17年に東京コレクションで発表したファーストコレクション。着用している和のディテールをモードに昇華した〝サムエコート〟が人気
不用になったレザーアイテムのサンプルを解体、再構築したライダースブルゾン。1点物で即完売した。税抜き12万円

信用の醸成が必要

 こだわった物作りの追求が、実を結んだ。ECで買い物を楽しむ客が増えたが、凝った商品は画面上に映え、認知の拡大や新規客の獲得にも貢献。エントリー商品から高単価まで価格の幅が広まり、予算に合わせた購入の選択肢が増えた。
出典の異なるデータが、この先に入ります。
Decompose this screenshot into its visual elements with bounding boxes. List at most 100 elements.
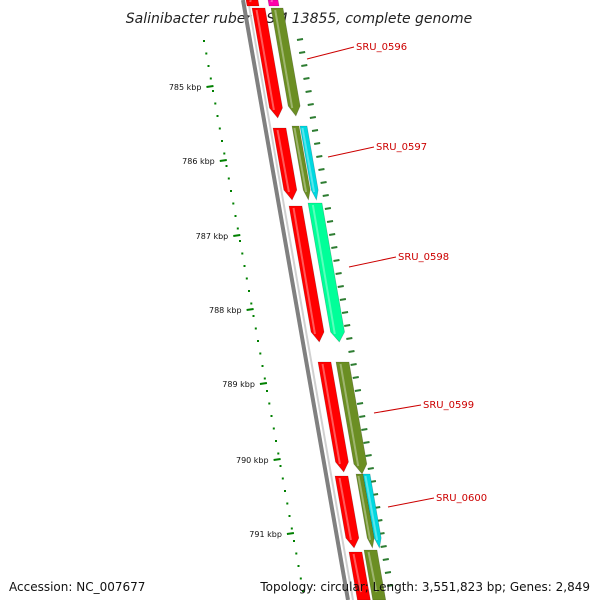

 値上げしても客に受け入れられるためには、信用の醸成が欠かせない。具体的な戦術は、約2年前から強化する正価販売だ。デザイナーの感性とマーケティング分析を基にした企画やMD、公式ウェブストア「ドットエスティ」の先行予約を活用した需要予測で、無駄を生まない発注を徹底した。今では90%以上を正価で売るという。

 ブランドミッションは、「私(=客、スタッフ、サプライヤー)をアップデートしてくれる」。物作りや接客で客と真摯(しんし)に向き合ってきたから、価格が上がっても客は離れない。「お客さんにはハレの服を着ることで、スタッフにはハレで働くことで自分に自信を持ってほしい」。営業部長の小長谷健一さんはこう話す。値上げの成功体験は、ブランドをさらに強くする。